Once you have established your product range, or at least a broad knowledge of a product range, it is time to search for the products. It may be a good idea at this stage to visit some trade exhibitions or shows to broaden your own knowledge of the particular product range you have chosen. You may find that newer versions of products are about to be released onto the market. Having this knowledge can help in two ways. Firstly, it gives you an opportunity to source a new product range other retailers may not have discovered yet and secondly, you could use this information to your advantage and reduce your prices down for the stock that will be replaced with newer versions. This can be done more gradually and with greater effect if it is carried out in advance of the new products arrival.
Careful consideration of your supplier is important to any retail business. You need to be able to make sure you have a supplier that will not let you down. You simply will not be satisfied with a supplier who will raise prices with little or no reason just as soon as you have become reliant on them. Check out reviews for their service where you can.
Sourcing Your Goods
Suppliers come in many different types.
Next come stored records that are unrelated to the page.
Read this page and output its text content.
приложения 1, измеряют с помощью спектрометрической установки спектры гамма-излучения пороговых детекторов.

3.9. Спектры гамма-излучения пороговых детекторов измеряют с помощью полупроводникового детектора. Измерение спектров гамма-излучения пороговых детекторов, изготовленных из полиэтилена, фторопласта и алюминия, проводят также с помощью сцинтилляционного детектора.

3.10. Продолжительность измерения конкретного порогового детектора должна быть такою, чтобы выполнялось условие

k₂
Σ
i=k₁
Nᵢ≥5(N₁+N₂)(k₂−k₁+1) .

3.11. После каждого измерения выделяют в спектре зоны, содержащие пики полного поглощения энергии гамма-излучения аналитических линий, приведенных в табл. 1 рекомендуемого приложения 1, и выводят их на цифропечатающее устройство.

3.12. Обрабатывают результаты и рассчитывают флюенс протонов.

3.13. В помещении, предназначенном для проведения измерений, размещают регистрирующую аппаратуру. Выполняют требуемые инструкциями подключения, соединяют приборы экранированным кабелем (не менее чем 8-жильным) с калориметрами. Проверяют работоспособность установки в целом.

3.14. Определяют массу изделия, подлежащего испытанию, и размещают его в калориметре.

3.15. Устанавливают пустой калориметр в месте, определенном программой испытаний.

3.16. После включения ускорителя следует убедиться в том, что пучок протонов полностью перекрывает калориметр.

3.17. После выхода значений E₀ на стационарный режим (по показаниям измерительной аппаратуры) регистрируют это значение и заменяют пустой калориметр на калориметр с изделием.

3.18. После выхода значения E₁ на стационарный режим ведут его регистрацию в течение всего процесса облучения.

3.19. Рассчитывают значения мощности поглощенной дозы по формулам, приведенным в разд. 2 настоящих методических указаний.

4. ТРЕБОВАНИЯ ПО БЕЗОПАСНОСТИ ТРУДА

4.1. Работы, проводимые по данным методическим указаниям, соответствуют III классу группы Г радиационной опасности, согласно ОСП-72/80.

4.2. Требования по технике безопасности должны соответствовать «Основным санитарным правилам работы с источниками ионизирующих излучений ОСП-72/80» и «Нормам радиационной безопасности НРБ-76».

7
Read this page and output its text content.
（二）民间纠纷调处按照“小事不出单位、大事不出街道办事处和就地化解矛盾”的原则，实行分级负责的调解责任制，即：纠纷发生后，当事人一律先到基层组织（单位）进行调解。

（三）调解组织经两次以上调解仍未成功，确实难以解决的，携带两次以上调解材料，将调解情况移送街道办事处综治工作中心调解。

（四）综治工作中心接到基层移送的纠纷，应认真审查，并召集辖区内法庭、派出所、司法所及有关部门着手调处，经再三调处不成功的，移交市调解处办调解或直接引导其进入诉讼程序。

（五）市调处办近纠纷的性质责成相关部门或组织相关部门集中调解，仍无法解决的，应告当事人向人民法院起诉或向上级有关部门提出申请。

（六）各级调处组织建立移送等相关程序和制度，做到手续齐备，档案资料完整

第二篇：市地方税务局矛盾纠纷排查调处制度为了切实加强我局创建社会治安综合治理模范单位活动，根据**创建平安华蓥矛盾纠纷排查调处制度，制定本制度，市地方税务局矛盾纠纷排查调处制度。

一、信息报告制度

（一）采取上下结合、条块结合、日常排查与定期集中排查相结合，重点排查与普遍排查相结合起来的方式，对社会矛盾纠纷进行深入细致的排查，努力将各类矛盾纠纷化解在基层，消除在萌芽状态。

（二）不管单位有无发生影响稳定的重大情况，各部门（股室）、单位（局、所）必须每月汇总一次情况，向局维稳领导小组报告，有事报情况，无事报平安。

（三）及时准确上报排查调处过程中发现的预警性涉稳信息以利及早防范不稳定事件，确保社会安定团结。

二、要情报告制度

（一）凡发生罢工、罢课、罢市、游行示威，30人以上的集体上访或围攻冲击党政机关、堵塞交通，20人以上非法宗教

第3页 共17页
Briefly, you can purchase from Manufacturers, Importers, Distributors, Wholesalers and even from Auctions. Each of these sources have plusses and minuses.
Manufacturers – It can sometimes be beneficial to approach manufacturers directly. Often they will sell directly to the retailer, but to do so the manufacturer will usually expect large bulk orders. In some rare instances exclusivity can also be obtained which will ensure an extra possibility of success in your business. If a manufacturer will not sell to you directly, then you should ask them for a list of their distributors.
Importers – Buying direct from importers can hold serious advantages, but also serious disadvantages. You can get the best prices, buying foreign goods directly from an importer, but you should take into account shipping timeframes, product life cycles, tax and duties and other associated problems.
Distributors – They sell large varieties of products at slightly higher prices than the manufacturers. It is possible to buy smaller quantities with little or no minimum quantities. Often items will be shipped for free.
Wholesalers – This type of supplier most often gives the best price for you to pass on to the customer. They usually have a large range of products and you will find a large amount of merchandise at the best possible prices. Wholesalers will often sell pallet loads of items and even truck loads. There are often terms and conditions attached to certain sales, as with any purchase.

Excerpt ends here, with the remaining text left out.